To find the number of terms in the expansion of \( (4x - 7y)^{49} + (4x + 7y)^{49} \), we can follow these steps: ### Step 1: Understanding the Binomial Expansion The binomial expansion of \( (a + b)^n \) is given by: \[ (a + b)^n = \sum_{k=0}^{n} \binom{n}{k} a^{n-k} b^k \] In our case, we have two expressions: \( (4x - 7y)^{49} \) and \( (4x + 7y)^{49} \). ### Step 2: Expanding Both Expressions 1. **Expansion of \( (4x - 7y)^{49} \)**: \[ (4x - 7y)^{49} = \sum_{k=0}^{49} \binom{49}{k} (4x)^{49-k} (-7y)^k \] 2. **Expansion of \( (4x + 7y)^{49} \)**: \[ (4x + 7y)^{49} = \sum_{k=0}^{49} \binom{49}{k} (4x)^{49-k} (7y)^k \] ### Step 3: Combining the Two Expansions Now, we add both expansions: \[ (4x - 7y)^{49} + (4x + 7y)^{49} = \sum_{k=0}^{49} \binom{49}{k} (4x)^{49-k} \left[ (-7y)^k + (7y)^k \right] \] ### Step 4: Simplifying the Expression Notice that: - For even \( k \), \( (-7y)^k + (7y)^k = 2(7y)^k \) - For odd \( k \), \( (-7y)^k + (7y)^k = 0 \) Thus, only the terms where \( k \) is even will contribute to the final sum. ### Step 5: Counting the Number of Terms The values of \( k \) can be \( 0, 2, 4, \ldots, 48 \).
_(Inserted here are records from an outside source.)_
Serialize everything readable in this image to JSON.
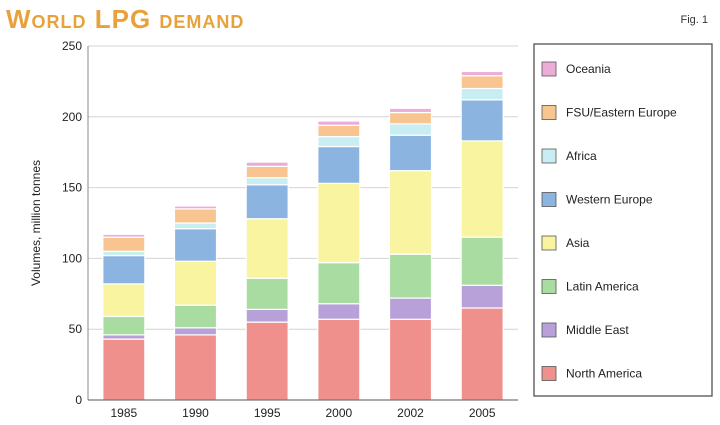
{
  "chart_data": {
    "type": "bar",
    "stacked": true,
    "title": "World LPG demand",
    "figure_label": "Fig. 1",
    "xlabel": "",
    "ylabel": "Volumes, million tonnes",
    "ylim": [
      0,
      250
    ],
    "yticks": [
      0,
      50,
      100,
      150,
      200,
      250
    ],
    "categories": [
      "1985",
      "1990",
      "1995",
      "2000",
      "2002",
      "2005"
    ],
    "legend_position": "right",
    "series": [
      {
        "name": "North America",
        "color": "#f0908c",
        "values": [
          43,
          46,
          55,
          57,
          57,
          65
        ]
      },
      {
        "name": "Middle East",
        "color": "#b8a0d8",
        "values": [
          3,
          5,
          9,
          11,
          15,
          16
        ]
      },
      {
        "name": "Latin America",
        "color": "#a8dca0",
        "values": [
          13,
          16,
          22,
          29,
          31,
          34
        ]
      },
      {
        "name": "Asia",
        "color": "#f8f4a0",
        "values": [
          23,
          31,
          42,
          56,
          59,
          68
        ]
      },
      {
        "name": "Western Europe",
        "color": "#8cb4e0",
        "values": [
          20,
          23,
          24,
          26,
          25,
          29
        ]
      },
      {
        "name": "Africa",
        "color": "#c8eef4",
        "values": [
          3,
          4,
          5,
          7,
          8,
          8
        ]
      },
      {
        "name": "FSU/Eastern Europe",
        "color": "#f8c490",
        "values": [
          10,
          10,
          8,
          8,
          8,
          9
        ]
      },
      {
        "name": "Oceania",
        "color": "#ecacd8",
        "values": [
          2,
          2,
          3,
          3,
          3,
          3
        ]
      }
    ]
  }
}
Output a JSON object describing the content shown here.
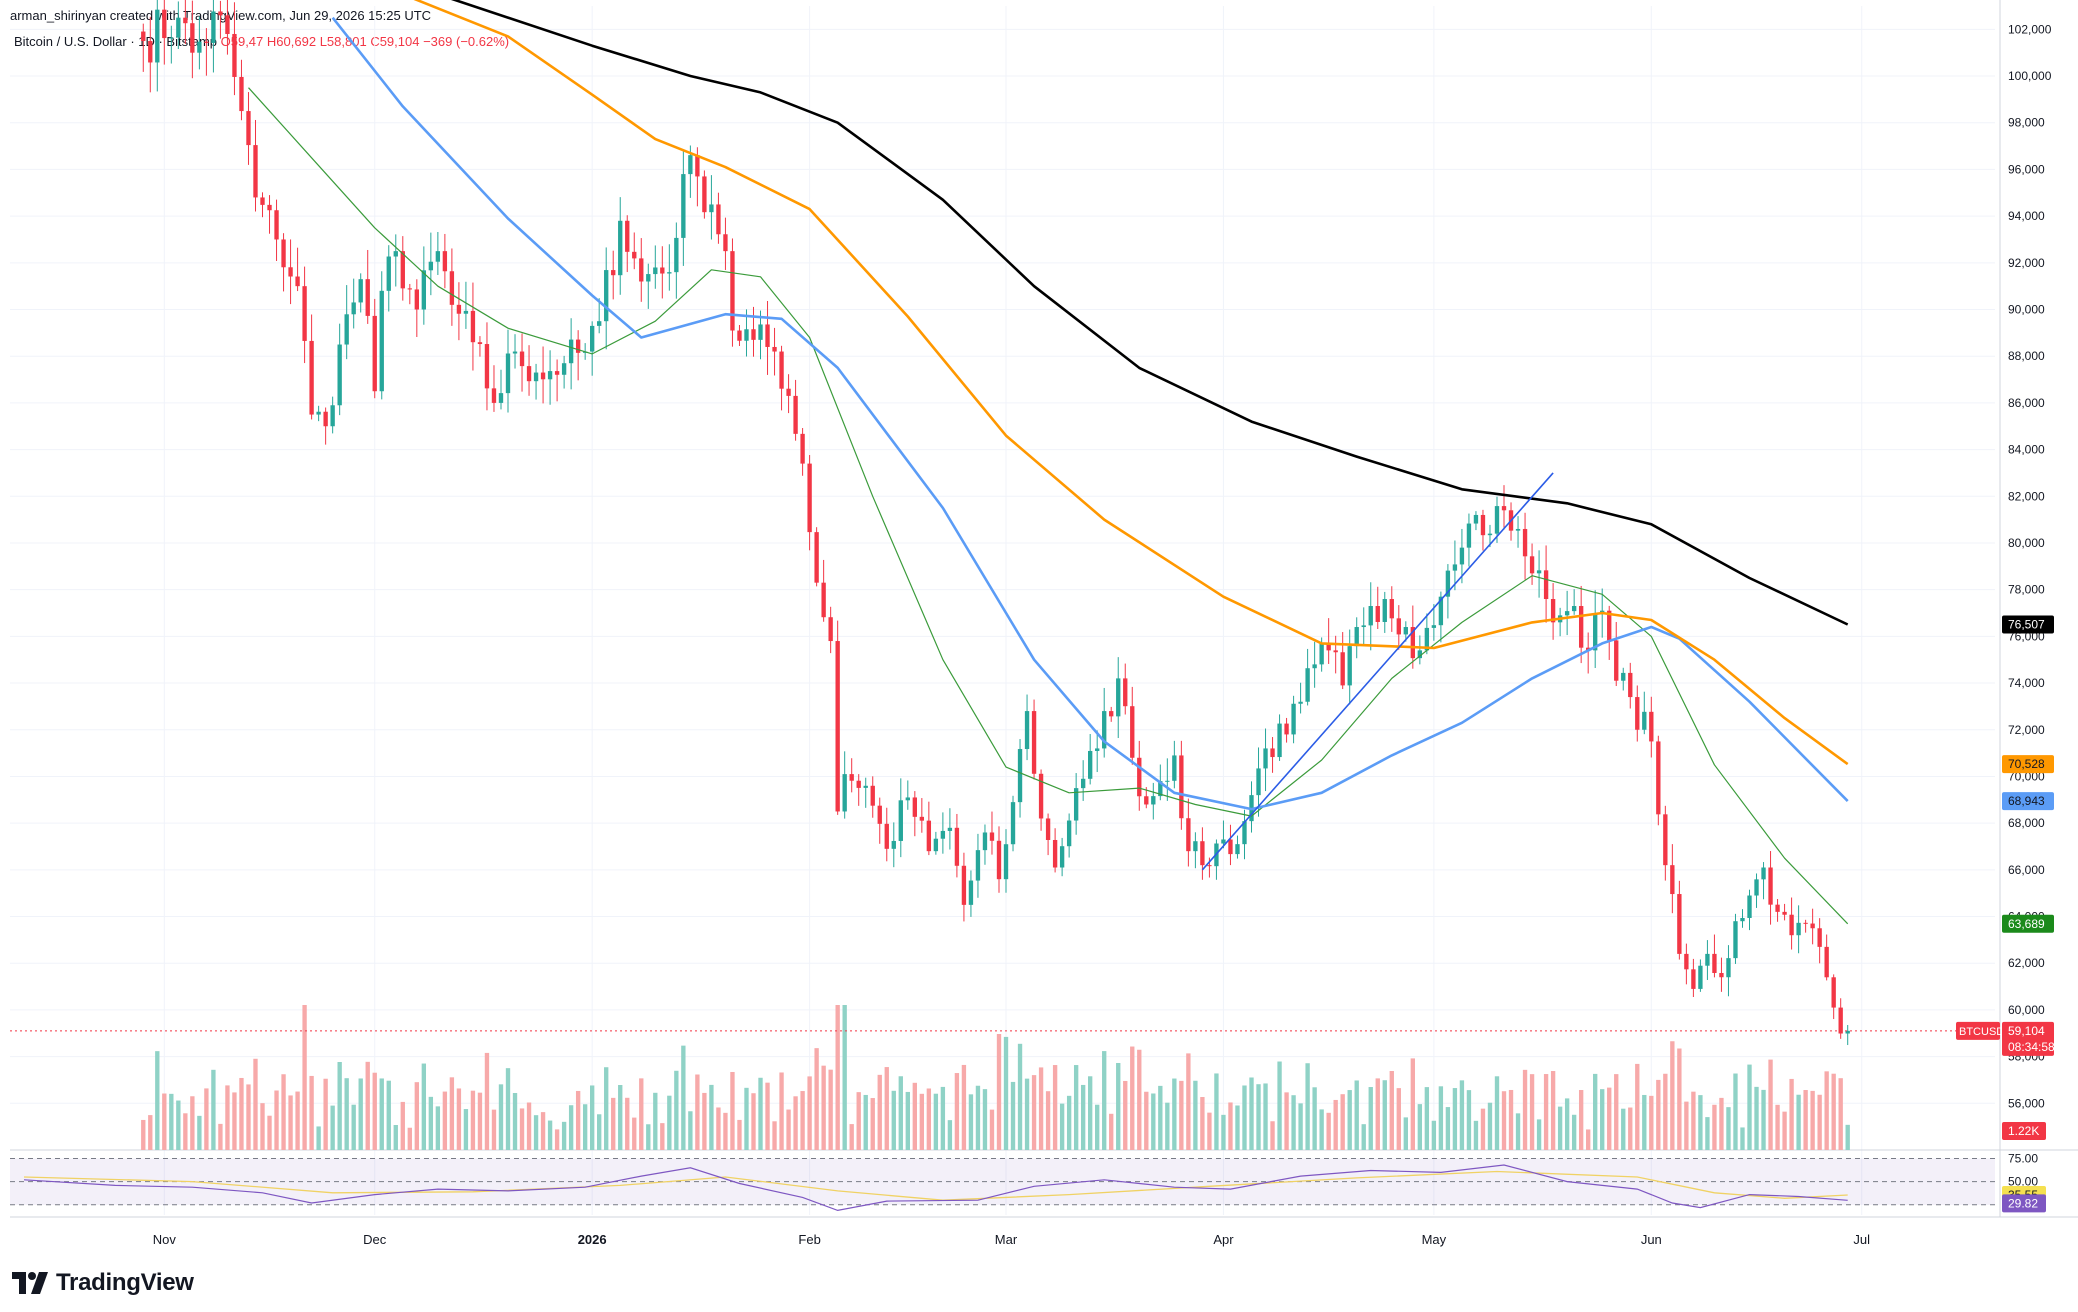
{
  "header": {
    "attribution": "arman_shirinyan created with TradingView.com, Jun 29, 2026 15:25 UTC",
    "symbol_description": "Bitcoin / U.S. Dollar · 1D · Bitstamp",
    "ohlc": {
      "open_label": "O59,47",
      "high_label": "H60,692",
      "low_label": "L58,801",
      "close_label": "C59,104",
      "change_label": "−369 (−0.62%)"
    }
  },
  "price_badges": {
    "ma200": {
      "text": "76,507",
      "value": 76507,
      "color": "#000000"
    },
    "ma100": {
      "text": "70,528",
      "value": 70528,
      "color": "#ff9800"
    },
    "ma50": {
      "text": "68,943",
      "value": 68943,
      "color": "#5b9cf6"
    },
    "ma20": {
      "text": "63,689",
      "value": 63689,
      "color": "#1b8a1b"
    },
    "symbol": "BTCUSD",
    "last": {
      "text": "59,104",
      "value": 59104,
      "color": "#f23645"
    },
    "countdown": "08:34:58",
    "volume": {
      "text": "1.22K",
      "color": "#f23645"
    },
    "rsi_ma": {
      "text": "35.55",
      "value": 35.55,
      "color": "#f5e050"
    },
    "rsi": {
      "text": "29.82",
      "value": 29.82,
      "color": "#7e57c2"
    }
  },
  "rsi_axis": [
    {
      "text": "75.00",
      "value": 75
    },
    {
      "text": "50.00",
      "value": 50
    },
    {
      "text": "25.00",
      "value": 25
    }
  ],
  "logo_text": "TradingView",
  "colors": {
    "up": "#26a69a",
    "down": "#f23645",
    "vol_up": "#8fd2c6",
    "vol_down": "#f7a9a9",
    "ma20": "#3b9b3b",
    "ma50": "#5b9cf6",
    "ma100": "#ff9800",
    "ma200": "#000000",
    "trendline": "#2b5ce6",
    "rsi": "#7e57c2",
    "rsi_ma": "#f0d264"
  },
  "chart_data": {
    "type": "candlestick",
    "title": "Bitcoin / U.S. Dollar · 1D · Bitstamp",
    "ylim": [
      54000,
      103000
    ],
    "y_ticks": [
      56000,
      58000,
      60000,
      62000,
      64000,
      66000,
      68000,
      70000,
      72000,
      74000,
      76000,
      78000,
      80000,
      82000,
      84000,
      86000,
      88000,
      90000,
      92000,
      94000,
      96000,
      98000,
      100000,
      102000
    ],
    "y_tick_labels": [
      "56,000",
      "58,000",
      "60,000",
      "62,000",
      "64,000",
      "66,000",
      "68,000",
      "70,000",
      "72,000",
      "74,000",
      "76,000",
      "78,000",
      "80,000",
      "82,000",
      "84,000",
      "86,000",
      "88,000",
      "90,000",
      "92,000",
      "94,000",
      "96,000",
      "98,000",
      "100,000",
      "102,000"
    ],
    "x_ticks": [
      {
        "label": "Nov",
        "date": "2025-11-01"
      },
      {
        "label": "Dec",
        "date": "2025-12-01"
      },
      {
        "label": "2026",
        "date": "2026-01-01"
      },
      {
        "label": "Feb",
        "date": "2026-02-01"
      },
      {
        "label": "Mar",
        "date": "2026-03-01"
      },
      {
        "label": "Apr",
        "date": "2026-04-01"
      },
      {
        "label": "May",
        "date": "2026-05-01"
      },
      {
        "label": "Jun",
        "date": "2026-06-01"
      },
      {
        "label": "Jul",
        "date": "2026-07-01"
      }
    ],
    "xlim": [
      "2025-10-10",
      "2026-07-20"
    ],
    "close_anchors": [
      [
        "2025-10-29",
        101500
      ],
      [
        "2025-11-03",
        102500
      ],
      [
        "2025-11-05",
        101000
      ],
      [
        "2025-11-09",
        102600
      ],
      [
        "2025-11-12",
        98500
      ],
      [
        "2025-11-14",
        94800
      ],
      [
        "2025-11-17",
        93000
      ],
      [
        "2025-11-20",
        91000
      ],
      [
        "2025-11-22",
        85500
      ],
      [
        "2025-11-24",
        85000
      ],
      [
        "2025-11-26",
        88500
      ],
      [
        "2025-11-29",
        91300
      ],
      [
        "2025-12-01",
        86500
      ],
      [
        "2025-12-02",
        90800
      ],
      [
        "2025-12-04",
        92500
      ],
      [
        "2025-12-07",
        90000
      ],
      [
        "2025-12-10",
        92500
      ],
      [
        "2025-12-12",
        90200
      ],
      [
        "2025-12-15",
        88600
      ],
      [
        "2025-12-18",
        86000
      ],
      [
        "2025-12-21",
        88200
      ],
      [
        "2025-12-24",
        87300
      ],
      [
        "2025-12-28",
        87700
      ],
      [
        "2025-12-31",
        88200
      ],
      [
        "2026-01-02",
        89500
      ],
      [
        "2026-01-05",
        93800
      ],
      [
        "2026-01-08",
        91200
      ],
      [
        "2026-01-10",
        91800
      ],
      [
        "2026-01-12",
        91600
      ],
      [
        "2026-01-14",
        95800
      ],
      [
        "2026-01-16",
        95700
      ],
      [
        "2026-01-18",
        94500
      ],
      [
        "2026-01-20",
        92500
      ],
      [
        "2026-01-21",
        89100
      ],
      [
        "2026-01-24",
        88700
      ],
      [
        "2026-01-27",
        88200
      ],
      [
        "2026-01-29",
        86300
      ],
      [
        "2026-01-31",
        83400
      ],
      [
        "2026-02-02",
        78300
      ],
      [
        "2026-02-04",
        75800
      ],
      [
        "2026-02-05",
        68500
      ],
      [
        "2026-02-06",
        70100
      ],
      [
        "2026-02-09",
        69600
      ],
      [
        "2026-02-12",
        66900
      ],
      [
        "2026-02-15",
        69100
      ],
      [
        "2026-02-18",
        66800
      ],
      [
        "2026-02-21",
        67800
      ],
      [
        "2026-02-23",
        64500
      ],
      [
        "2026-02-26",
        67600
      ],
      [
        "2026-02-28",
        65600
      ],
      [
        "2026-03-02",
        68900
      ],
      [
        "2026-03-04",
        72800
      ],
      [
        "2026-03-06",
        68200
      ],
      [
        "2026-03-08",
        66100
      ],
      [
        "2026-03-11",
        69500
      ],
      [
        "2026-03-14",
        71200
      ],
      [
        "2026-03-17",
        74200
      ],
      [
        "2026-03-19",
        70800
      ],
      [
        "2026-03-21",
        68800
      ],
      [
        "2026-03-23",
        69800
      ],
      [
        "2026-03-25",
        70900
      ],
      [
        "2026-03-27",
        66800
      ],
      [
        "2026-03-29",
        66200
      ],
      [
        "2026-04-01",
        67300
      ],
      [
        "2026-04-03",
        67100
      ],
      [
        "2026-04-05",
        69200
      ],
      [
        "2026-04-07",
        71200
      ],
      [
        "2026-04-10",
        71800
      ],
      [
        "2026-04-12",
        73200
      ],
      [
        "2026-04-14",
        74800
      ],
      [
        "2026-04-16",
        75400
      ],
      [
        "2026-04-18",
        73900
      ],
      [
        "2026-04-20",
        76400
      ],
      [
        "2026-04-22",
        77300
      ],
      [
        "2026-04-24",
        77600
      ],
      [
        "2026-04-27",
        76400
      ],
      [
        "2026-04-29",
        75400
      ],
      [
        "2026-05-02",
        77700
      ],
      [
        "2026-05-05",
        79800
      ],
      [
        "2026-05-07",
        81200
      ],
      [
        "2026-05-09",
        80400
      ],
      [
        "2026-05-11",
        81400
      ],
      [
        "2026-05-13",
        80600
      ],
      [
        "2026-05-15",
        78700
      ],
      [
        "2026-05-17",
        77600
      ],
      [
        "2026-05-19",
        76900
      ],
      [
        "2026-05-21",
        77300
      ],
      [
        "2026-05-23",
        75400
      ],
      [
        "2026-05-25",
        77100
      ],
      [
        "2026-05-27",
        74100
      ],
      [
        "2026-05-29",
        73400
      ],
      [
        "2026-06-01",
        71500
      ],
      [
        "2026-06-03",
        66200
      ],
      [
        "2026-06-05",
        62400
      ],
      [
        "2026-06-07",
        60900
      ],
      [
        "2026-06-09",
        62400
      ],
      [
        "2026-06-11",
        61400
      ],
      [
        "2026-06-13",
        63800
      ],
      [
        "2026-06-15",
        64900
      ],
      [
        "2026-06-17",
        66100
      ],
      [
        "2026-06-19",
        64200
      ],
      [
        "2026-06-21",
        63200
      ],
      [
        "2026-06-23",
        63700
      ],
      [
        "2026-06-25",
        62700
      ],
      [
        "2026-06-27",
        60100
      ],
      [
        "2026-06-29",
        59104
      ]
    ],
    "moving_averages": [
      {
        "name": "MA 20",
        "color": "#3b9b3b",
        "points": [
          [
            "2025-11-13",
            99500
          ],
          [
            "2025-11-22",
            96500
          ],
          [
            "2025-12-01",
            93500
          ],
          [
            "2025-12-10",
            91000
          ],
          [
            "2025-12-20",
            89200
          ],
          [
            "2026-01-01",
            88100
          ],
          [
            "2026-01-10",
            89500
          ],
          [
            "2026-01-18",
            91700
          ],
          [
            "2026-01-25",
            91400
          ],
          [
            "2026-02-01",
            88800
          ],
          [
            "2026-02-10",
            82000
          ],
          [
            "2026-02-20",
            75000
          ],
          [
            "2026-03-01",
            70400
          ],
          [
            "2026-03-10",
            69300
          ],
          [
            "2026-03-20",
            69500
          ],
          [
            "2026-03-28",
            68800
          ],
          [
            "2026-04-05",
            68300
          ],
          [
            "2026-04-15",
            70700
          ],
          [
            "2026-04-25",
            74200
          ],
          [
            "2026-05-05",
            76600
          ],
          [
            "2026-05-15",
            78600
          ],
          [
            "2026-05-25",
            77800
          ],
          [
            "2026-06-01",
            76000
          ],
          [
            "2026-06-10",
            70500
          ],
          [
            "2026-06-20",
            66500
          ],
          [
            "2026-06-29",
            63689
          ]
        ]
      },
      {
        "name": "MA 50",
        "color": "#5b9cf6",
        "points": [
          [
            "2025-11-25",
            102500
          ],
          [
            "2025-12-05",
            98700
          ],
          [
            "2025-12-20",
            93900
          ],
          [
            "2026-01-01",
            90600
          ],
          [
            "2026-01-08",
            88800
          ],
          [
            "2026-01-20",
            89800
          ],
          [
            "2026-01-28",
            89600
          ],
          [
            "2026-02-05",
            87500
          ],
          [
            "2026-02-20",
            81500
          ],
          [
            "2026-03-05",
            75000
          ],
          [
            "2026-03-15",
            71500
          ],
          [
            "2026-03-25",
            69300
          ],
          [
            "2026-04-05",
            68600
          ],
          [
            "2026-04-15",
            69300
          ],
          [
            "2026-04-25",
            70900
          ],
          [
            "2026-05-05",
            72300
          ],
          [
            "2026-05-15",
            74200
          ],
          [
            "2026-05-25",
            75700
          ],
          [
            "2026-06-01",
            76400
          ],
          [
            "2026-06-05",
            75900
          ],
          [
            "2026-06-15",
            73200
          ],
          [
            "2026-06-29",
            68943
          ]
        ]
      },
      {
        "name": "MA 100",
        "color": "#ff9800",
        "points": [
          [
            "2025-12-05",
            103500
          ],
          [
            "2025-12-20",
            101700
          ],
          [
            "2026-01-01",
            99200
          ],
          [
            "2026-01-10",
            97300
          ],
          [
            "2026-01-20",
            96100
          ],
          [
            "2026-02-01",
            94300
          ],
          [
            "2026-02-15",
            89700
          ],
          [
            "2026-03-01",
            84600
          ],
          [
            "2026-03-15",
            81000
          ],
          [
            "2026-04-01",
            77700
          ],
          [
            "2026-04-15",
            75700
          ],
          [
            "2026-05-01",
            75500
          ],
          [
            "2026-05-15",
            76600
          ],
          [
            "2026-05-25",
            77000
          ],
          [
            "2026-06-01",
            76700
          ],
          [
            "2026-06-10",
            75000
          ],
          [
            "2026-06-20",
            72500
          ],
          [
            "2026-06-29",
            70528
          ]
        ]
      },
      {
        "name": "MA 200",
        "color": "#000000",
        "points": [
          [
            "2025-12-10",
            103500
          ],
          [
            "2026-01-01",
            101300
          ],
          [
            "2026-01-15",
            100000
          ],
          [
            "2026-01-25",
            99300
          ],
          [
            "2026-02-05",
            98000
          ],
          [
            "2026-02-20",
            94700
          ],
          [
            "2026-03-05",
            91000
          ],
          [
            "2026-03-20",
            87500
          ],
          [
            "2026-04-05",
            85200
          ],
          [
            "2026-04-20",
            83700
          ],
          [
            "2026-05-05",
            82300
          ],
          [
            "2026-05-20",
            81700
          ],
          [
            "2026-06-01",
            80800
          ],
          [
            "2026-06-15",
            78500
          ],
          [
            "2026-06-29",
            76507
          ]
        ]
      }
    ],
    "trendline": {
      "points": [
        [
          "2026-03-29",
          66000
        ],
        [
          "2026-05-18",
          83000
        ]
      ]
    },
    "volume": {
      "last_label": "1.22K",
      "spikes": [
        [
          "2025-11-21",
          1.0
        ],
        [
          "2026-02-05",
          1.0
        ],
        [
          "2026-02-06",
          1.0
        ],
        [
          "2026-02-28",
          0.8
        ],
        [
          "2026-03-01",
          0.78
        ],
        [
          "2026-06-04",
          0.75
        ],
        [
          "2026-06-05",
          0.7
        ]
      ]
    },
    "rsi": {
      "ylim": [
        14,
        82
      ],
      "levels": [
        75,
        50,
        25
      ],
      "last": 29.82,
      "ma_last": 35.55,
      "points": [
        [
          "2025-10-12",
          52
        ],
        [
          "2025-10-25",
          46
        ],
        [
          "2025-11-05",
          44
        ],
        [
          "2025-11-15",
          38
        ],
        [
          "2025-11-22",
          27
        ],
        [
          "2025-12-01",
          36
        ],
        [
          "2025-12-10",
          42
        ],
        [
          "2025-12-20",
          40
        ],
        [
          "2025-12-31",
          44
        ],
        [
          "2026-01-08",
          56
        ],
        [
          "2026-01-15",
          65
        ],
        [
          "2026-01-22",
          48
        ],
        [
          "2026-01-31",
          33
        ],
        [
          "2026-02-05",
          19
        ],
        [
          "2026-02-12",
          29
        ],
        [
          "2026-02-25",
          30
        ],
        [
          "2026-03-05",
          45
        ],
        [
          "2026-03-15",
          52
        ],
        [
          "2026-03-25",
          44
        ],
        [
          "2026-04-02",
          42
        ],
        [
          "2026-04-12",
          56
        ],
        [
          "2026-04-22",
          62
        ],
        [
          "2026-05-02",
          60
        ],
        [
          "2026-05-11",
          68
        ],
        [
          "2026-05-20",
          50
        ],
        [
          "2026-05-30",
          42
        ],
        [
          "2026-06-04",
          27
        ],
        [
          "2026-06-08",
          22
        ],
        [
          "2026-06-15",
          36
        ],
        [
          "2026-06-22",
          34
        ],
        [
          "2026-06-29",
          29.82
        ]
      ],
      "ma_points": [
        [
          "2025-10-12",
          55
        ],
        [
          "2025-11-05",
          50
        ],
        [
          "2025-11-25",
          38
        ],
        [
          "2025-12-15",
          39
        ],
        [
          "2026-01-05",
          46
        ],
        [
          "2026-01-20",
          55
        ],
        [
          "2026-02-05",
          40
        ],
        [
          "2026-02-20",
          30
        ],
        [
          "2026-03-10",
          36
        ],
        [
          "2026-03-30",
          45
        ],
        [
          "2026-04-20",
          54
        ],
        [
          "2026-05-10",
          61
        ],
        [
          "2026-05-30",
          55
        ],
        [
          "2026-06-10",
          38
        ],
        [
          "2026-06-20",
          32
        ],
        [
          "2026-06-29",
          35.55
        ]
      ]
    }
  }
}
This is an arithmetic sequence where: - The first term \( a = 0 \) - The last term \( l = 48 \) - The common difference \( d = 2 \) To find the number of terms \( n \) in this sequence, we can use the formula for the \( n \)-th term of an arithmetic sequence: \[ l = a + (n-1)d \] Substituting the known values: \[ 48 = 0 + (n-1) \cdot 2 \] \[ 48 = (n-1) \cdot 2 \] \[ n-1 = 24 \quad \Rightarrow \quad n = 25 \] ### Final Answer Thus, the number of terms in the expansion of \( (4x - 7y)^{49} + (4x + 7y)^{49} \) is **25**. ---